异质结是半导体器件基本核心结构,通过异质结构建可以调控能带结构而使异质结获得单一材料没有的新颖特性,比如超晶格结构的二维电子气等量子效应,利用这些新颖的特性可以研制新原理器件。对于如砷化镓、氮化镓等传统半导体,异质结的形成要求半导体材料的晶格结构匹配。
二维层状(范德瓦尔斯van der Waals)材料是层内由较强的共价键或离子键结合、而层间靠范德瓦尔斯力结合一类新型材料,因独特的二维结构包括其表面不存在悬挂键、Z维度方向静电屏蔽减弱、单层原子厚度等而具有奇特的光、电、磁特性与功能。不同层数的二维层状材料可以堆砌成不同层数或厚度的二维材料。通过控制层间扭曲角度,可以调控范德瓦尔斯异质结的电子结构。对于层间是以很弱的范德瓦尔斯力而构成的结构高度有序的二维层状晶体材料,能带结构或电子性能取决于结构对称性,电子态只需通过很小的库伦力相互作用就可进行调节,比如层与层(比如石墨烯与石墨烯)之间通过改变相互之间的旋转角度(旋转产生的位错使石墨烯层中的电子能带结构不再对齐);可以通过晶格不匹配的单层晶体(不同的二维层状材料)进行耦合而进行调节【Science 363,1059(2019);Nature Physics 15,237(2019);Nature 567,66(2019);Nature 567,76(2019);Nature567,81(2019)】,这种层间晶格的失配能够调控二维异质结体系的二维周期势。这样通过调控二维层状材料层与层之间的相互堆砌或层间旋转角度(twist angle),能够调节异质结体系的能带结构而获得奇异的物理效应比如激子发光、超导等,利用这些奇异的物理效应可以制备新型光、电、磁器件。但是,奇异物理效应的出现需要控制层与层之间的相对堆砌或旋转扭曲角(twist angle)。
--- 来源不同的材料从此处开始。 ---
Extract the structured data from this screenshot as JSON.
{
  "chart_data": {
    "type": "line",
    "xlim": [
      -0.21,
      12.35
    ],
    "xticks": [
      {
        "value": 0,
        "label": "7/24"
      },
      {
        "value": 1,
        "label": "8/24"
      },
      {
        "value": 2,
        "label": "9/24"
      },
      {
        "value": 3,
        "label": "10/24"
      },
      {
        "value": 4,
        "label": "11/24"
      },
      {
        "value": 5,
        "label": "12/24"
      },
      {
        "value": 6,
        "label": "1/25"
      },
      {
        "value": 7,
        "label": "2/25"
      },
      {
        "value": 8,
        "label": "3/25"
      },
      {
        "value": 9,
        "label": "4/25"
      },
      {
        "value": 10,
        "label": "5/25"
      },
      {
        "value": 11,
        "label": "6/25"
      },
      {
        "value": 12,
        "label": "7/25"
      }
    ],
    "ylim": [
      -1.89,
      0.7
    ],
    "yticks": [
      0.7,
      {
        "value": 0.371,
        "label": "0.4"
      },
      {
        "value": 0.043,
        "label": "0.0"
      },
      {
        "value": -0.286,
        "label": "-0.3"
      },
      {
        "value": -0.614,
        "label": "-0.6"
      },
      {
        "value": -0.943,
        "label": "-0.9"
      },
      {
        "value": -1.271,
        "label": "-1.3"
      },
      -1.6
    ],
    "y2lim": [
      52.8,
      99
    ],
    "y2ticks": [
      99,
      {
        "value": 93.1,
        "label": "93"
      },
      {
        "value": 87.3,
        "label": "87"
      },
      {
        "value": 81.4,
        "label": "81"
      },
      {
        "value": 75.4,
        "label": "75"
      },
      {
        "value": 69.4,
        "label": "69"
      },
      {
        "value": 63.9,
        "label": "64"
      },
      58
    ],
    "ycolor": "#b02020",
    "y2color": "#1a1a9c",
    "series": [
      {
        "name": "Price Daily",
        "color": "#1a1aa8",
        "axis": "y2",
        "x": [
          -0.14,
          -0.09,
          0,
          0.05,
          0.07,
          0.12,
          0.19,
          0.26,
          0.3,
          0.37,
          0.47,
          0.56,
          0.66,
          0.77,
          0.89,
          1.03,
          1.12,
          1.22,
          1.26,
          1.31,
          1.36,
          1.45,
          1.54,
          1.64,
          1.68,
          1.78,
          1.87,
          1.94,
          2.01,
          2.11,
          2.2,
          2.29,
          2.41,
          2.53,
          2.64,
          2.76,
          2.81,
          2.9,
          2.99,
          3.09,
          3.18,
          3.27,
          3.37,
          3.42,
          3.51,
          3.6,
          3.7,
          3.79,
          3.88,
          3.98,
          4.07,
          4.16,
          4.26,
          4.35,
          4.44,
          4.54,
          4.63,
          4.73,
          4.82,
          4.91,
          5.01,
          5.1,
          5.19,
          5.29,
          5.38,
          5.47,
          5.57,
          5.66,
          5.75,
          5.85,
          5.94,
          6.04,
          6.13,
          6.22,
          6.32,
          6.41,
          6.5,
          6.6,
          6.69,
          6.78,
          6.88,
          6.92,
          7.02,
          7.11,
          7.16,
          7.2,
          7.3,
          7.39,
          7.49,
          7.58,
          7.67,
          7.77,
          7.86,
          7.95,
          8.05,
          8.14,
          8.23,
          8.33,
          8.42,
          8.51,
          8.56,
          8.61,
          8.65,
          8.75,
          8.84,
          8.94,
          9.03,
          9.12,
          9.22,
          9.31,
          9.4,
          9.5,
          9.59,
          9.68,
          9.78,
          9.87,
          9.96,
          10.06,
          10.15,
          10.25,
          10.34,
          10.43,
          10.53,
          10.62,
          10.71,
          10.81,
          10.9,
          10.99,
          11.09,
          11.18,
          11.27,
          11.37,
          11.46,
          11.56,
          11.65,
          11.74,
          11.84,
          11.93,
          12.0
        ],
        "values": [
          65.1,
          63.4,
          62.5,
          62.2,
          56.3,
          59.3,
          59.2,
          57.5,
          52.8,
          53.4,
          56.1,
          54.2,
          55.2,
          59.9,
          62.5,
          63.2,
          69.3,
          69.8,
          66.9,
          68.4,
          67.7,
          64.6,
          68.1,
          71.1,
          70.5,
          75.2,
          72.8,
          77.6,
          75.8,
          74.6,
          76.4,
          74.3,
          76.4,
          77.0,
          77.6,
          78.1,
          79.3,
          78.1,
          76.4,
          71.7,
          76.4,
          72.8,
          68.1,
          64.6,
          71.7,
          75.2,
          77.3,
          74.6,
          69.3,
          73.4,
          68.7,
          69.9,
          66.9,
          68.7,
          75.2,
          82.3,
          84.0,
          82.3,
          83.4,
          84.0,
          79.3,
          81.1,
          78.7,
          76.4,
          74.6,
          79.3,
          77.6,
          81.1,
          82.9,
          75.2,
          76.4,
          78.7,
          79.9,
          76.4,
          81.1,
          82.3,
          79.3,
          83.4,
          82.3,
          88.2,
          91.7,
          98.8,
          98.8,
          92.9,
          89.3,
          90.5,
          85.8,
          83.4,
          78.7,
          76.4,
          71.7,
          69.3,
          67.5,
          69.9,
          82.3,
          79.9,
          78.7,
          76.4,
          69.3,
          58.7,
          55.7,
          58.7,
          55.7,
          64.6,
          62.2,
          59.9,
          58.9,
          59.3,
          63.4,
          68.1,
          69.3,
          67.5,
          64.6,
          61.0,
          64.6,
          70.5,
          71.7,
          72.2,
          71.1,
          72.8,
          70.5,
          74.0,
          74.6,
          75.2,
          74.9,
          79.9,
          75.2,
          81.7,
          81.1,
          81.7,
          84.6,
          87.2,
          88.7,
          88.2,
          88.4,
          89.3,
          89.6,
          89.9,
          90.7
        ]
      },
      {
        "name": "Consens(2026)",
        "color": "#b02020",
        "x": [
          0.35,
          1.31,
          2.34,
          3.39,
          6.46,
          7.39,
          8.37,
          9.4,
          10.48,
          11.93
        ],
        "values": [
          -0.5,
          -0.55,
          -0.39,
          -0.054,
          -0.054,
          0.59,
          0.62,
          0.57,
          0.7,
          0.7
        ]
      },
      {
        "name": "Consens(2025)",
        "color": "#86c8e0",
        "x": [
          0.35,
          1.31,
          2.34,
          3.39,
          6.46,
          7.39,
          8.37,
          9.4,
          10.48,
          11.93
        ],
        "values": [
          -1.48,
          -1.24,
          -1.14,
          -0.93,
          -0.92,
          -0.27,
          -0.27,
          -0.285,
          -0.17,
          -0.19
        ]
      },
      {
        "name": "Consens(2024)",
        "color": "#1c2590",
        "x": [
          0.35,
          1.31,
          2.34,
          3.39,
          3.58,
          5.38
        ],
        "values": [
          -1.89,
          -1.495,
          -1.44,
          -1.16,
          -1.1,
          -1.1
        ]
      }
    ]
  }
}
因此如何通过利用这些奇异的物理效应可以制备新型光、电、磁器件获得新型光、电、磁器件是目前的研究热点。
发明内容
本发明的目的在于提供一种氮化硼/石墨烯异质(h-BN/graphene)器件,在特定的层与层堆砌(旋转)结构,可以使异质结体系出现平带结构而导致超导现象。
一种氮化硼/石墨烯异质结器件,其特征在于,所述氮化硼/石墨烯异质结器件包括六方氮化硼材料层和石墨烯材料层,所述氮化硼(材料)层和石墨烯(材料)层之间的旋转角度在5°-15°之间。
在本发明中六方氮化硼材料层又称之为氮化硼层或h-BN层,石墨烯材料层又称之为石墨烯层或graphene层,六方氮化硼材料层和石墨烯材料层组成氮化硼/石墨烯异质结,氮化硼/石墨烯异质结器件又称之为h-BN/graphene异质结器件。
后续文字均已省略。